While there is not yet an industry standard benchmark for measuring the performance of Hadoop systems (yes, there is work in progress – WBDB, BigDataTop100 etc), workloads like TeraSort have become a popular choice to benchmark and stress test Hadoop clusters.
TeraSort is very simple, consists of three map/reduce programs (i) TeraGen – generates the dataset (ii) TeraSort – samples and sort the dataset (iii) TeraValidate – validates the output. With multiple vendors now publishing TeraSort results, organizations can make reasonable performance comparisons while evaluating Hadoop clusters.
We conducted a series of TeraSort tests on our popular Cisco UCS Common Platform Architecture (CPA) for Big Data rack with 16 Cisco UCS C240 M3 Rack Servers equipped with two Intel Xeon E5-2665 processors, running Apache Hadoop distribution, see figure below, demonstrating industry leading performance and scalability over a range of data set sizes from 100GB to 50TB. For example, out of the box, our 10TB result is 40 percent faster than HP’s published result on 18 HP ProLiant DL380 Servers equipped with two Intel Xeon E5-2667 processors.
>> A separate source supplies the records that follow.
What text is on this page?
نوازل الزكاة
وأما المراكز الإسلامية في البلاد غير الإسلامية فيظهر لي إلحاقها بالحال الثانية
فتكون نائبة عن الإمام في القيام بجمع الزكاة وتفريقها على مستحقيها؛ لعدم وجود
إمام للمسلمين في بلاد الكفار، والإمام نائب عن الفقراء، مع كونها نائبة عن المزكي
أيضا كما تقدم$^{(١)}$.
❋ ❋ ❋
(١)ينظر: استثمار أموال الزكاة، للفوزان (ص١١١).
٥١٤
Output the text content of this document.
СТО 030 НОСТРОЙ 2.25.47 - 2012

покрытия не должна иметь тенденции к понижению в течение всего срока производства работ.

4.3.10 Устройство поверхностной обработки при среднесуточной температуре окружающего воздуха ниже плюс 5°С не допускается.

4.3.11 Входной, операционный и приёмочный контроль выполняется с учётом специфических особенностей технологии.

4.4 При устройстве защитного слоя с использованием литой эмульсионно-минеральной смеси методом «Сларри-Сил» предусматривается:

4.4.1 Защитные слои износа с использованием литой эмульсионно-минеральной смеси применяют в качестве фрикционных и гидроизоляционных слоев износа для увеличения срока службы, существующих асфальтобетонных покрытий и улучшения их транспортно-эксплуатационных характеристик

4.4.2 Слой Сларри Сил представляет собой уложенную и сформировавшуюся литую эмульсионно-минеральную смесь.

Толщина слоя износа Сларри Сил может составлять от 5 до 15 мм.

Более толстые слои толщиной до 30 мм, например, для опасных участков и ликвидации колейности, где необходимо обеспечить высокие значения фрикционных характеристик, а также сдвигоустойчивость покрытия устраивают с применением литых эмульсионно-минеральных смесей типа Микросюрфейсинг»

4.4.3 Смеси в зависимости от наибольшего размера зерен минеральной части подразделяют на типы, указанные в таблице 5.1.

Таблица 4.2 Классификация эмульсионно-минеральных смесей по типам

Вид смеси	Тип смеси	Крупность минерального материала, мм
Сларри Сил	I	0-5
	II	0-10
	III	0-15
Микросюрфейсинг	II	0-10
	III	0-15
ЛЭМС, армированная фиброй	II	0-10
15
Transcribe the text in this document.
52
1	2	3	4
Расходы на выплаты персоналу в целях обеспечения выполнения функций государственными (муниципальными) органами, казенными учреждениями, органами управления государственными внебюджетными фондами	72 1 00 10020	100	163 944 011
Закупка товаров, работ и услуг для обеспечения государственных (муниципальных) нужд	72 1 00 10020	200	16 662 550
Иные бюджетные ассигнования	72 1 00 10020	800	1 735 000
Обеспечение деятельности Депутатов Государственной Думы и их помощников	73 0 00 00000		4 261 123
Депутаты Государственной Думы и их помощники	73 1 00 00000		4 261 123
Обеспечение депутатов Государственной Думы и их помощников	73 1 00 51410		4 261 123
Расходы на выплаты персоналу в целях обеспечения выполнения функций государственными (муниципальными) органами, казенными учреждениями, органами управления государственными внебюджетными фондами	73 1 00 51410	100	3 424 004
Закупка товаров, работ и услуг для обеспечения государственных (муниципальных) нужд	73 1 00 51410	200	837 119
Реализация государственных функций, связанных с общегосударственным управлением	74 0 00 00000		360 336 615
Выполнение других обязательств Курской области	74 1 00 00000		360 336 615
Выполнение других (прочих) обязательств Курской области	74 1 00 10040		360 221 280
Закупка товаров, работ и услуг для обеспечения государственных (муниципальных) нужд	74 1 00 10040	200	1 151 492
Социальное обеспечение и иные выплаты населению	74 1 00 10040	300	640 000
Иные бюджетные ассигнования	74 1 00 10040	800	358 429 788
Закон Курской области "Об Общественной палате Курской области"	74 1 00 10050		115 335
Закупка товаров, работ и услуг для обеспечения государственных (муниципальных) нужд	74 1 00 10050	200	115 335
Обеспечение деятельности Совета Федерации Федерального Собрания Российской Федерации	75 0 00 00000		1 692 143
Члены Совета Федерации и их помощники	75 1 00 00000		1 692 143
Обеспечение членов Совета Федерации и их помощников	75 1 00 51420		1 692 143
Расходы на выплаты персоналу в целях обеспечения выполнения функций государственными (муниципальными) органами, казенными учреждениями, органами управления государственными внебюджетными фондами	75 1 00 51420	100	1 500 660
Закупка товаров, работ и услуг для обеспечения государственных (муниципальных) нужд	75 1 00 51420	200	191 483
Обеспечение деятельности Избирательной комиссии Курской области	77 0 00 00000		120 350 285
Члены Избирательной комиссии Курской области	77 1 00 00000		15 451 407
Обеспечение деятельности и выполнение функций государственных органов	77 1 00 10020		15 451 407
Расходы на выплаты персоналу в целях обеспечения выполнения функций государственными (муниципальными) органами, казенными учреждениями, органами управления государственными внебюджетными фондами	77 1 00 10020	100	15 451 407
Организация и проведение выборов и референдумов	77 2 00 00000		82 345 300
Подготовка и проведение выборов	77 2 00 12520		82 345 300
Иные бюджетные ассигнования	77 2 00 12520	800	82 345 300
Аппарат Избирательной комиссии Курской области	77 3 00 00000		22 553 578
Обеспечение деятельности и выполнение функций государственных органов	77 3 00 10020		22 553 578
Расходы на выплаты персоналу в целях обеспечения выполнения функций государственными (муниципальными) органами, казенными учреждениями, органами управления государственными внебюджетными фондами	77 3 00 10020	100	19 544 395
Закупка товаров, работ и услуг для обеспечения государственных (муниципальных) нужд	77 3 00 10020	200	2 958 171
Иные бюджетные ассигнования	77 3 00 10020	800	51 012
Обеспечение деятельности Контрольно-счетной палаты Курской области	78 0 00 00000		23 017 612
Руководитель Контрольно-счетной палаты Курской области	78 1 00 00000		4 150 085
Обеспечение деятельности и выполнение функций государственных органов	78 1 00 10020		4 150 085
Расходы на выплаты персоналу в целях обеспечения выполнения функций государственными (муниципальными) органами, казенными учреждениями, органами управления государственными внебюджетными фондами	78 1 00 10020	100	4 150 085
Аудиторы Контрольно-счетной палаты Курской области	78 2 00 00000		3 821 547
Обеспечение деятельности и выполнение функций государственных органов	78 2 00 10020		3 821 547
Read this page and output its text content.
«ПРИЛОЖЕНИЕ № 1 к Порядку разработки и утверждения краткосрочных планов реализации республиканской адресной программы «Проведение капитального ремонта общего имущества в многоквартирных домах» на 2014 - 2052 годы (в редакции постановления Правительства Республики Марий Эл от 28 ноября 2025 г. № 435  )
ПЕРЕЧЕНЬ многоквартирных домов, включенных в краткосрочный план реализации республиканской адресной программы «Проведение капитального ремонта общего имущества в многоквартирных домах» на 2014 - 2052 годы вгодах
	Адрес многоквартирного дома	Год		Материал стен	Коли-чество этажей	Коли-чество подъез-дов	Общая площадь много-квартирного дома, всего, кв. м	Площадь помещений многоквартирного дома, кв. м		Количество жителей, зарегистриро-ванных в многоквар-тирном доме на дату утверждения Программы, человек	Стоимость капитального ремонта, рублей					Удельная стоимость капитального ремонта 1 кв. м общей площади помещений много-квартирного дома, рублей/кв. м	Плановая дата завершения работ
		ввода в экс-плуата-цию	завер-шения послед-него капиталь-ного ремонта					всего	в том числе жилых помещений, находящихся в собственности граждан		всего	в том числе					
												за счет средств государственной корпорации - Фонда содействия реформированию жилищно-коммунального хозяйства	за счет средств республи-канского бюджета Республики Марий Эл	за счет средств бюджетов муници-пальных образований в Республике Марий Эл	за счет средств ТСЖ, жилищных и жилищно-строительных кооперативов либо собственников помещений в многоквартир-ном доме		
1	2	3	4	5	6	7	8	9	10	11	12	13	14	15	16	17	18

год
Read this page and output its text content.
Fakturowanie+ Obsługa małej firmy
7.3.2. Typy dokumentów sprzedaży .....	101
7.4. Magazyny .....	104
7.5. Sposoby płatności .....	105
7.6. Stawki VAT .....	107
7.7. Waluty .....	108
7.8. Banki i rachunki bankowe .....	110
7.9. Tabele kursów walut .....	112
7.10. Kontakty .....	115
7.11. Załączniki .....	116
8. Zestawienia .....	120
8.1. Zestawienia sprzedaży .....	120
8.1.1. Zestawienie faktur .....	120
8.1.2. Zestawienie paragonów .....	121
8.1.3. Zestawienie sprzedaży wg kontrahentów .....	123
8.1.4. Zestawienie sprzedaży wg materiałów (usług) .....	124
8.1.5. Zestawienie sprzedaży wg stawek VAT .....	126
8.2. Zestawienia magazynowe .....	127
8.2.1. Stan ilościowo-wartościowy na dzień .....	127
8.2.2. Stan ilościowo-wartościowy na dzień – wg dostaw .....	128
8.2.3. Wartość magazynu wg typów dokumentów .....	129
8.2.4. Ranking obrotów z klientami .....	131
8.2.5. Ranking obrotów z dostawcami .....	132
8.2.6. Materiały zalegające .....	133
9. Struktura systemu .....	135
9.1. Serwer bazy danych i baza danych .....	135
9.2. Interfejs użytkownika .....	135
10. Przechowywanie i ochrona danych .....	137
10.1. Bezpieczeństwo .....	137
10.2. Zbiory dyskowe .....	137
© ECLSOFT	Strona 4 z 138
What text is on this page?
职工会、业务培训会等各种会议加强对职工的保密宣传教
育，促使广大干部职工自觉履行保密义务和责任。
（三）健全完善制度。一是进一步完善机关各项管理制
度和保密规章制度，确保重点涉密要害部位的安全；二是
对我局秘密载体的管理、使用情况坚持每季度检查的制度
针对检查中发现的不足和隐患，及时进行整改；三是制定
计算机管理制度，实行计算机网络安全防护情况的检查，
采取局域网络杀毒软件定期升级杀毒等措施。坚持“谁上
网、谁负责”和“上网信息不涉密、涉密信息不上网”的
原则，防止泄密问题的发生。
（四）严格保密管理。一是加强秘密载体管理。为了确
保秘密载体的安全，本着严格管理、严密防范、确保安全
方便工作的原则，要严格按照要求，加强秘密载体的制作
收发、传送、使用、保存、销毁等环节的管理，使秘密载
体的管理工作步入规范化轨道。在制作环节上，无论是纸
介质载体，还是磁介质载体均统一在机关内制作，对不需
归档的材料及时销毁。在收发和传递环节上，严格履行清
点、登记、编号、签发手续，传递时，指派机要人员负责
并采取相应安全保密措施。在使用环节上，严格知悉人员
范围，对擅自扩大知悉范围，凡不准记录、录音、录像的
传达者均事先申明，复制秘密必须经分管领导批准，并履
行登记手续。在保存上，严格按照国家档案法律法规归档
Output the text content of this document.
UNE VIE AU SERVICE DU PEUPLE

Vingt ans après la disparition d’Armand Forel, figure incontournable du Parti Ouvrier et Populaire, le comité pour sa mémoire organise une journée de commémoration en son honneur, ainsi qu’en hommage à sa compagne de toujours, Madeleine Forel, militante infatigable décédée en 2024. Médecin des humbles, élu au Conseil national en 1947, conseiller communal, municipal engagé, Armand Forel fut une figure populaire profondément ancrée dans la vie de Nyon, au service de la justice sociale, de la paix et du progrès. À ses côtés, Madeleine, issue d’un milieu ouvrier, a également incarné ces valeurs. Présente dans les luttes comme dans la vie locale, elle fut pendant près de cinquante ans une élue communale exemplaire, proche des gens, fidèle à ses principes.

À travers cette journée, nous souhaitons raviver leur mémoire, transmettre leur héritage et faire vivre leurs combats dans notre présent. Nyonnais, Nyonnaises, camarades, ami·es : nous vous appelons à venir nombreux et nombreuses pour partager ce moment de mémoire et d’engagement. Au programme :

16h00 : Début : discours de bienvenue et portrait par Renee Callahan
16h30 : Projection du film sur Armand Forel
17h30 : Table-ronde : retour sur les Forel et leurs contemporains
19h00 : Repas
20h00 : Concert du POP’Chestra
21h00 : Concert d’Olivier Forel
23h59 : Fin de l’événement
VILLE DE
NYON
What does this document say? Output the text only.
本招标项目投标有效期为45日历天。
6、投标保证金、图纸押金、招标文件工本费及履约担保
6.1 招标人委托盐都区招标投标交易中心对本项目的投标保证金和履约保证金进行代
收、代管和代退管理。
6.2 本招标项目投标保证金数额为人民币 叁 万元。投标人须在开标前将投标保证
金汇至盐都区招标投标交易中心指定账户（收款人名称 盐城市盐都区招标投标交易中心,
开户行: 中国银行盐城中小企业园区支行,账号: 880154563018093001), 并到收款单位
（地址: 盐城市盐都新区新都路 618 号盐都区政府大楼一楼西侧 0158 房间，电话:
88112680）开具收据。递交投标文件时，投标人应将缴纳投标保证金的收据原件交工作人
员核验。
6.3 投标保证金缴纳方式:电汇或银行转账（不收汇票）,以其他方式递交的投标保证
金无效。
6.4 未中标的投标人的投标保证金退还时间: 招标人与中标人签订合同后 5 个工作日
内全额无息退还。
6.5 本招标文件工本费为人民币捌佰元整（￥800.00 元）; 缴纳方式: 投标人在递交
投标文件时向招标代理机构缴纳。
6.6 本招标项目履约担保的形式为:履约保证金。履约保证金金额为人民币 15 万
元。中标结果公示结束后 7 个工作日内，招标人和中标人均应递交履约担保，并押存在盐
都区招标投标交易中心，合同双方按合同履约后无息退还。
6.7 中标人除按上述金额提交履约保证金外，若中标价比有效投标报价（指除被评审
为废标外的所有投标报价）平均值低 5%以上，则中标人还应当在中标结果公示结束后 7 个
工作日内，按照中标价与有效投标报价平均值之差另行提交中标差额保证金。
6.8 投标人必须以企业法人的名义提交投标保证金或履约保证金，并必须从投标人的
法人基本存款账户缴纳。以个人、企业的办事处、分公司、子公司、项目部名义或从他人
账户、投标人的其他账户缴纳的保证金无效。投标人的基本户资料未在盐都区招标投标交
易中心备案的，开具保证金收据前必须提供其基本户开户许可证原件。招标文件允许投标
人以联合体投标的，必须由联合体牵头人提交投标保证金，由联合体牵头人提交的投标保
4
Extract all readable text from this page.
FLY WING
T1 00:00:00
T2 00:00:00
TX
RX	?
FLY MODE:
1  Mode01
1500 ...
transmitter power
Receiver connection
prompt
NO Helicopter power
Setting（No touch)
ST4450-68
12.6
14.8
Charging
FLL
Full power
While Hadoop offers many advantages for organizations, the Cisco story isn’t complete without including collaborations with our ecosystem partners that enables us to offer complete solution stacks. We support leading Hadoop distributions including Cloudera, HortonWorks, Intel, MapR, and Pivotal on our Cisco UCS Common Platform Architecture (CPA) for Big Data. We just announced our Big Data Design Zone that offers Cisco Validated Designs (CVD) – pretested and validated architectures that accelerate the time to value for customers while reducing risks and deployment challenges.